© Guardian photo
Opposition MLA James Aylward
Opposition health critic James Aylward wants the province’s new chief mental health and addictions officer to appear before a committee of MLAs that examined the problem of youth opiate addiction in P.E.I. last year.
Aylward says he would like Dr. Rhonda Matters to provide an update on the progress of her comprehensive mental health and addictions services review.
“A number of events have happened in our mental health system since Dr. Matters began her review last November,” said Aylward.
“In the past month alone, front line mental health nursing positions have been eliminated; the director of mental health and addictions spoke out against the conditions at Hillsborough Hospital; staff raised concerns at the Montague community mental health and addictions facility; we learned that Corpus Sanchez is conducting its own mental health services review – and all the while Health Minister Doug Currie is nowhere to be found.”
Matters was appointed the new chief mental health and addictions officer last November as part of an action plan launched by the province to deal with a growing number of Islanders dealing with addictions.
Aylward said Tuesday he believes is imperative Matters appear before the Standing Committee on Health and Social Development to address recent concerns about addictions and mental health services and offer an update on what progress has been made thus far with her review.
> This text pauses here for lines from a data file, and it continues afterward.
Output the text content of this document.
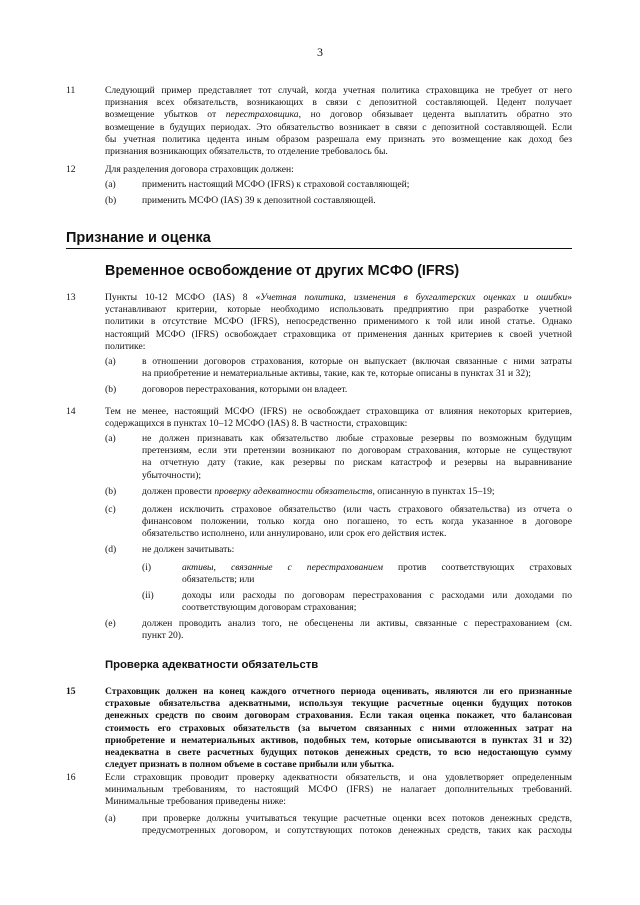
3
11	Следующий пример представляет тот случай, когда учетная политика страховщика не требует от него
признания всех обязательств, возникающих в связи с депозитной составляющей. Цедент получает
возмещение убытков от перестраховщика, но договор обязывает цедента выплатить обратно это
возмещение в будущих периодах. Это обязательство возникает в связи с депозитной составляющей. Если
бы учетная политика цедента иным образом разрешала ему признать это возмещение как доход без
признания возникающих обязательств, то отделение требовалось бы.
12	Для разделения договора страховщик должен:
(а)	применить настоящий МСФО (IFRS) к страховой составляющей;
(b)	применить МСФО (IAS) 39 к депозитной составляющей.
Признание и оценка
Временное освобождение от других МСФО (IFRS)
13	Пункты 10-12 МСФО (IAS) 8 «Учетная политика, изменения в бухгалтерских оценках и ошибки»
устанавливают критерии, которые необходимо использовать предприятию при разработке учетной
политики в отсутствие МСФО (IFRS), непосредственно применимого к той или иной статье. Однако
настоящий МСФО (IFRS) освобождает страховщика от применения данных критериев к своей учетной
политике:
(а)	в отношении договоров страхования, которые он выпускает (включая связанные с ними затраты
на приобретение и нематериальные активы, такие, как те, которые описаны в пунктах 31 и 32);
(b)	договоров перестрахования, которыми он владеет.
14	Тем не менее, настоящий МСФО (IFRS) не освобождает страховщика от влияния некоторых критериев,
содержащихся в пунктах 10–12 МСФО (IAS) 8. В частности, страховщик:
(а)	не должен признавать как обязательство любые страховые резервы по возможным будущим
претензиям, если эти претензии возникают по договорам страхования, которые не существуют
на отчетную дату (такие, как резервы по рискам катастроф и резервы на выравнивание
убыточности);
(b)	должен провести проверку адекватности обязательств, описанную в пунктах 15–19;
(с)	должен исключить страховое обязательство (или часть страхового обязательства) из отчета о
финансовом положении, только когда оно погашено, то есть когда указанное в договоре
обязательство исполнено, или аннулировано, или срок его действия истек.
(d)	не должен зачитывать:
(i)	активы, связанные с перестрахованием против соответствующих страховых
обязательств; или
(ii)	доходы или расходы по договорам перестрахования с расходами или доходами по
соответствующим договорам страхования;
(е)	должен проводить анализ того, не обесценены ли активы, связанные с перестрахованием (см.
пункт 20).
Проверка адекватности обязательств
15	Страховщик должен на конец каждого отчетного периода оценивать, являются ли его признанные
страховые обязательства адекватными, используя текущие расчетные оценки будущих потоков
денежных средств по своим договорам страхования. Если такая оценка покажет, что балансовая
стоимость его страховых обязательств (за вычетом связанных с ними отложенных затрат на
приобретение и нематериальных активов, подобных тем, которые описываются в пунктах 31 и 32)
неадекватна в свете расчетных будущих потоков денежных средств, то всю недостающую сумму
следует признать в полном объеме в составе прибыли или убытка.
16	Если страховщик проводит проверку адекватности обязательств, и она удовлетворяет определенным
минимальным требованиям, то настоящий МСФО (IFRS) не налагает дополнительных требований.
Минимальные требования приведены ниже:
(а)	при проверке должны учитываться текущие расчетные оценки всех потоков денежных средств,
предусмотренных договором, и сопутствующих потоков денежных средств, таких как расходы
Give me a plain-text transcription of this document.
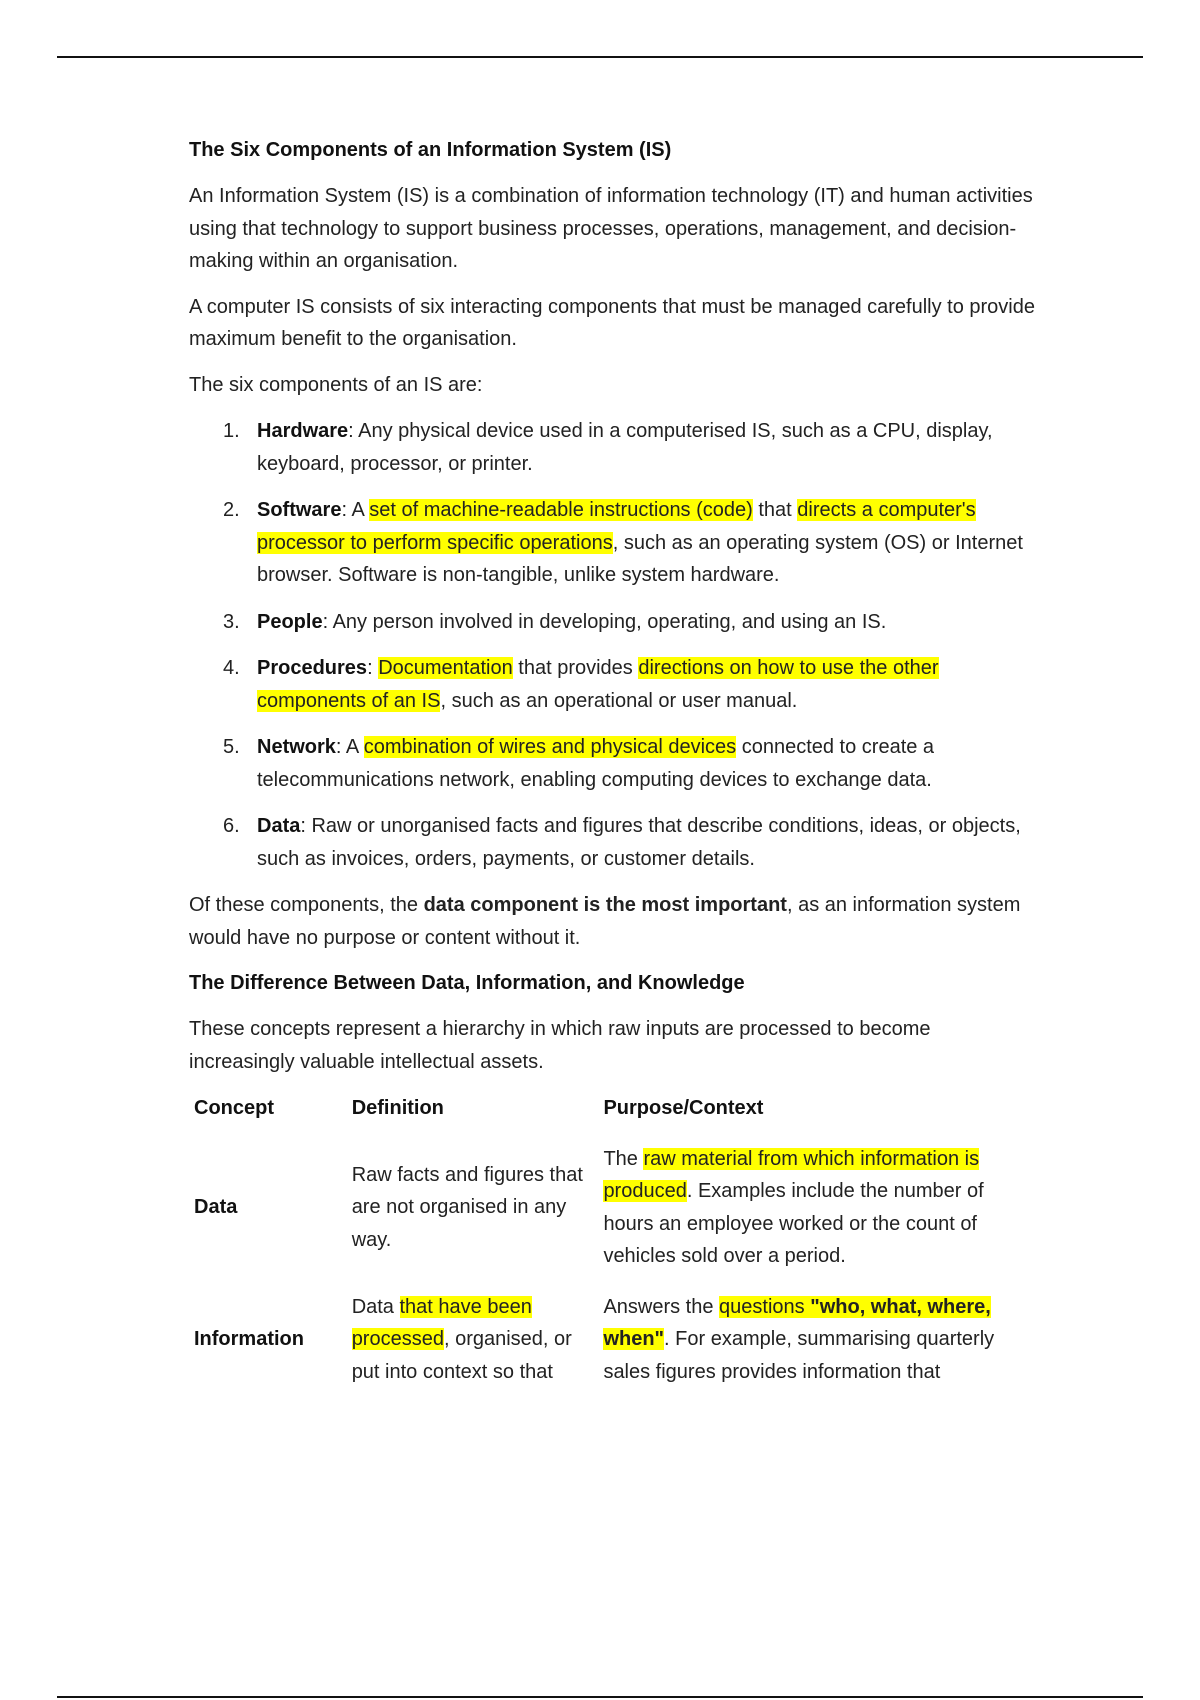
The Six Components of an Information System (IS)

An Information System (IS) is a combination of information technology (IT) and human activities using that technology to support business processes, operations, management, and decision-making within an organisation.

A computer IS consists of six interacting components that must be managed carefully to provide maximum benefit to the organisation.

The six components of an IS are:

1. Hardware: Any physical device used in a computerised IS, such as a CPU, display, keyboard, processor, or printer.
2. Software: A set of machine-readable instructions (code) that directs a computer's processor to perform specific operations, such as an operating system (OS) or Internet browser. Software is non-tangible, unlike system hardware.
3. People: Any person involved in developing, operating, and using an IS.
4. Procedures: Documentation that provides directions on how to use the other components of an IS, such as an operational or user manual.
5. Network: A combination of wires and physical devices connected to create a telecommunications network, enabling computing devices to exchange data.
6. Data: Raw or unorganised facts and figures that describe conditions, ideas, or objects, such as invoices, orders, payments, or customer details.

Of these components, the data component is the most important, as an information system would have no purpose or content without it.

The Difference Between Data, Information, and Knowledge

These concepts represent a hierarchy in which raw inputs are processed to become increasingly valuable intellectual assets.

Concept	Definition	Purpose/Context
Data	Raw facts and figures that are not organised in any way.	The raw material from which information is produced. Examples include the number of hours an employee worked or the count of vehicles sold over a period.
Information	Data that have been processed, organised, or put into context so that	Answers the questions "who, what, where, when". For example, summarising quarterly sales figures provides information that
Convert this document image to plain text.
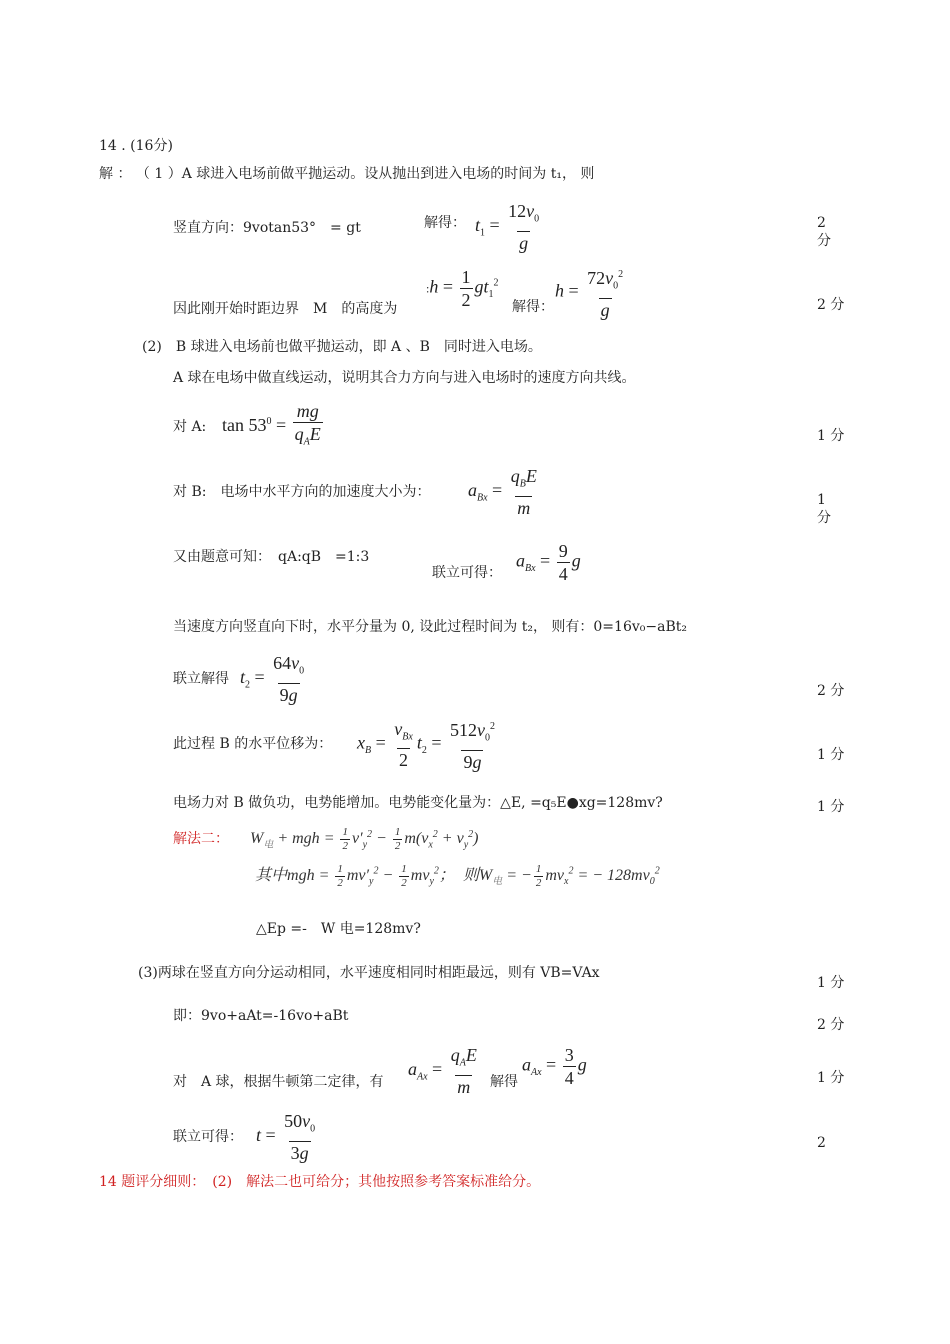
14 . (16分)
解 ： （ 1 ）A 球进入电场前做平抛运动。设从抛出到进入电场的时间为 t₁， 则
竖直方向：9votan53°　= gt	解得： $t_1 = \frac{12v_0}{g}$	2
分
:h = $\frac{1}{2} gt_1^2$
因此刚开始时距边界　M　的高度为	解得：
$h = \frac{72v_0^2}{g}$	2 分
(2)　B 球进入电场前也做平抛运动，即 A 、B　同时进入电场。
A 球在电场中做直线运动，说明其合力方向与进入电场时的速度方向共线。
对 A: $\tan 53^0 = \frac{mg}{q_AE}$	1 分
对 B:　电场中水平方向的加速度大小为： $a_{Bx} = \frac{q_BE}{m}$	1
分
又由题意可知：　qA:qB　=1:3
联立可得：
$a_{Bx} = \frac{9}{4}$ g
当速度方向竖直向下时，水平分量为 0, 设此过程时间为 t₂， 则有：0=16v₀−aBt₂
联立解得 $t_2 = \frac{64v_0}{9g}$	2 分
此过程 B 的水平位移为： $x_B = \frac{v_{Bx}}{2} t_2 = \frac{512v_0^2}{9g}$	1 分
电场力对 B 做负功，电势能增加。电势能变化量为：△E, =q₅E●xg=128mv?	1 分
解法二： $W_电$ + mgh = $\frac{1}{2} v'_y^2 - \frac{1}{2} m(v_x^2 + v_y^2)$
其中mgh = $\frac{1}{2} mv'_y^2 - \frac{1}{2} mv_y^2$；　则$W_电$ = − $\frac{1}{2} mv_x^2$ = − $128mv_0^2$
△Ep =-　W 电=128mv?
(3)两球在竖直方向分运动相同，水平速度相同时相距最远，则有 VB=VAx
1 分
即：9vo+aAt=-16vo+aBt
2 分
对　A 球，根据牛顿第二定律，有
$a_{Ax} = \frac{q_AE}{m}$ 解得
$a_{Ax} = \frac{3}{4}$ g
1 分
联立可得： $t = \frac{50v_0}{3g}$	2
14 题评分细则：　(2)　解法二也可给分；其他按照参考答案标准给分。
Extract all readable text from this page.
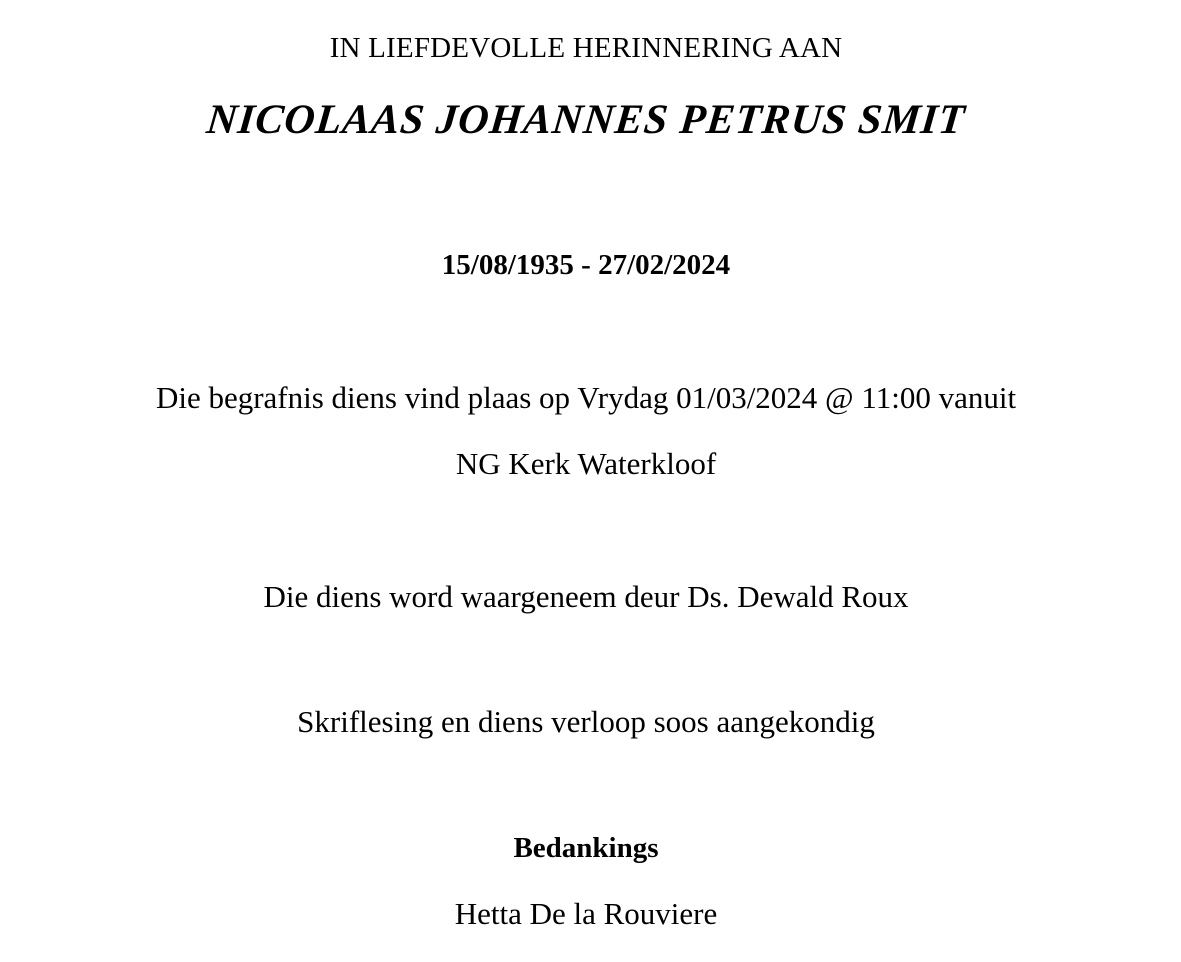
IN LIEFDEVOLLE HERINNERING AAN
NICOLAAS JOHANNES PETRUS SMIT
15/08/1935 - 27/02/2024
Die begrafnis diens vind plaas op Vrydag 01/03/2024 @ 11:00 vanuit
NG Kerk Waterkloof
Die diens word waargeneem deur Ds. Dewald Roux
Skriflesing en diens verloop soos aangekondig
Bedankings
Hetta De la Rouviere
“If Minister Currie is convinced that another review of mental health services is needed, then families waiting for help deserve to know what progress is being made and how much longer they will have to wait for improved services,” he said.
“My biggest concern is that… Island families will not receive the services they so greatly need and deserve. I certainly hope Dr. Matters can provide some much needed clarity on these issues by appearing before the committee.”
Last year, the Standing Committee on Health and Social Development held meetings across the province to hear from Islanders, doctors, nurses and other health and law enforcement officials on what has been called an epidemic of addiction to prescription drugs in P.E.I.
In its report to the legislature, delivered in late November, the committee identified an urgent need to address gaps in access to treatment services as part of six recommendations to government.
It also said stigmas associated with addictions must be changed and that it must be made easier to access treatment and support.